While contemporary biology and earth science are now leading the way in the environmentalist movement, it has also been recognized that modern science had contributed to the earth’s denigration by imagining nature as a place of human conquest and by a secular philosophy that “dis-enchanted” the earth, stripped it of the presence of God, and stole its mythological story. Women especially noticed that the earth long ago had often been identified as a cosmic mother and that deities connected to nature were typically feminine. It did not escape their observation that both women and earth had become subject to ruthless male domination., that alienation from the body and its wisdom is the inner aspect of the ecological crisis. They noticed that what happens to bodies, to women’s bodies, and to nature are all connected. Until women led the way, no one, including no one representing biblical religion, was mourning the lost mother.

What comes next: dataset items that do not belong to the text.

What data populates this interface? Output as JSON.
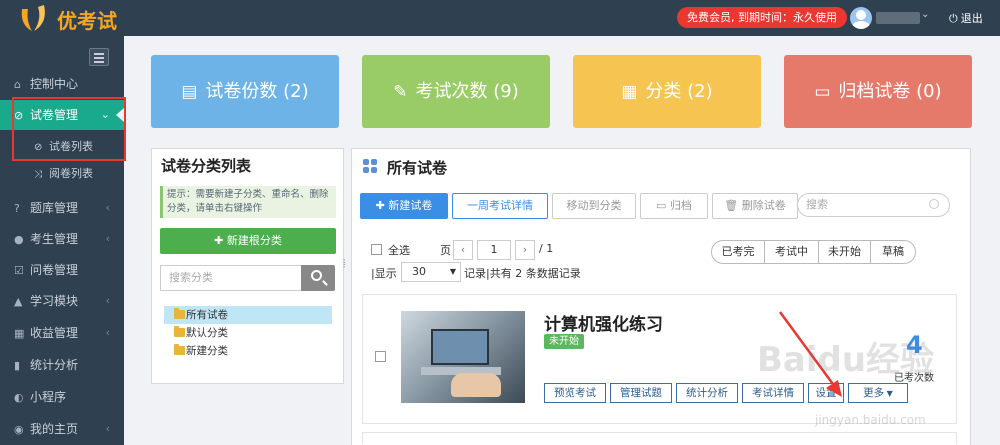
{
  "brand": {
    "name": "优考试"
  },
  "topbar": {
    "vip_badge": "免费会员, 到期时间：永久使用",
    "logout": "退出"
  },
  "sidebar": {
    "items": [
      {
        "label": "控制中心"
      },
      {
        "label": "试卷管理"
      },
      {
        "label": "试卷列表"
      },
      {
        "label": "阅卷列表"
      },
      {
        "label": "题库管理"
      },
      {
        "label": "考生管理"
      },
      {
        "label": "问卷管理"
      },
      {
        "label": "学习模块"
      },
      {
        "label": "收益管理"
      },
      {
        "label": "统计分析"
      },
      {
        "label": "小程序"
      },
      {
        "label": "我的主页"
      }
    ]
  },
  "stats": [
    {
      "label": "试卷份数 (2)",
      "color": "#6db3e8"
    },
    {
      "label": "考试次数 (9)",
      "color": "#99cc66"
    },
    {
      "label": "分类 (2)",
      "color": "#f5c451"
    },
    {
      "label": "归档试卷 (0)",
      "color": "#e67a6a"
    }
  ],
  "category_panel": {
    "title": "试卷分类列表",
    "tip": "提示：需要新建子分类、重命名、删除分类，请单击右键操作",
    "new_root": "新建根分类",
    "search_placeholder": "搜索分类",
    "tree": [
      "所有试卷",
      "默认分类",
      "新建分类"
    ]
  },
  "exam_panel": {
    "title": "所有试卷",
    "toolbar": {
      "new_exam": "新建试卷",
      "weekly": "一周考试详情",
      "move": "移动到分类",
      "archive": "归档",
      "delete": "删除试卷",
      "search_placeholder": "搜索"
    },
    "select_all": "全选",
    "pager": {
      "label_page": "页",
      "current": "1",
      "total": "/ 1"
    },
    "display": {
      "label": "|显示",
      "size": "30",
      "suffix": "记录|共有 2 条数据记录"
    },
    "filters": [
      "已考完",
      "考试中",
      "未开始",
      "草稿"
    ],
    "exam": {
      "title": "计算机强化练习",
      "status": "未开始",
      "count": "4",
      "count_label": "已考次数",
      "actions": [
        "预览考试",
        "管理试题",
        "统计分析",
        "考试详情",
        "设置",
        "更多"
      ]
    }
  },
  "watermark": {
    "text": "Baidu经验",
    "sub": "jingyan.baidu.com"
  },
  "colors": {
    "sidebar": "#2f4050",
    "active": "#19aa8d",
    "primary": "#3a8ee6",
    "highlight": "#e8382f"
  }
}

James Lovelock is one of the early tellers of earth-story. He writes: “The idea of Gaia was born in my mind in 1965 while I was at NASA in the Jet Propulsion Labs. It was a personal revelation, an idea that suddenly appeared like a flash of enlightenment. I was reflecting on earth’s reactive, unstable atmosphere, compared to Mars. Such an unstable atmosphere could not stay constant unless something was regulating it. Somehow life keeps our atmosphere constant and favorable for organisms. Life on earth not only created our atmosphere; it also regulates it. I perceived Gaia as a single living entity consisting of earth’s biosphere, atmosphere, oceans, land. Its entirety constitutes a feedback system that creates optimal physical conditions for life on the planet.” Gaia is a whole far beyond its constituent parts, and its condition parallels our own. If life contributes to creating the conditions for its survival, then enhancing living organisms improves our shared environment. Lovelock came under enormous pressure from scientists to color within the lines of scientific orthodoxy and to avoid mentioning anything nonscientific regarding Gaia. They encouraged this resolve by refusing to publish his work in peer-reviewed scientific journals. So he wrote a famous book.
A fascinating example of spiritual sensibilities brought in defense of the earth is the tree-hugging movement initiated by indigenous women in northern India in the 1970s. It combined Hindu devotion to the integrity of the forests with Gandhian non-violence. The women fasted, embraced ancient trees, lay down in front of logging trucks, and uprooted eucalyptus plantation seedlings. They simply defied Western dualisms of public-private, morality-self-interest, biocentrism-anthropocentrism, militancy-pragmatism. The third world, they saw, was being turned into an international debtors’ prison, and a vast plantation run for the benefit of masters far away. They believed that the earth cannot and should not be owned, but respected and cared for. Their intuitions are remarkably similar to those of the Hebrew prophets speaking on behalf of a liberal God.
Progressive religion, finding God in all things and all things in God, wants to re-mythologize earth and nature. It recovers the imagination of the earth as God’s body. The monotheistic terror of pantheism, so characteristic of Western religion and so convenient for the plundering of the earth as safely “not-God,” can give way to a new cosmogenesis. The archaic sacrilization of earth is reasserted against the tendency of Western religions to privilege history over nature as the locus where God is to be encountered. Everything is holy to those who open their eyes and take off their shoes.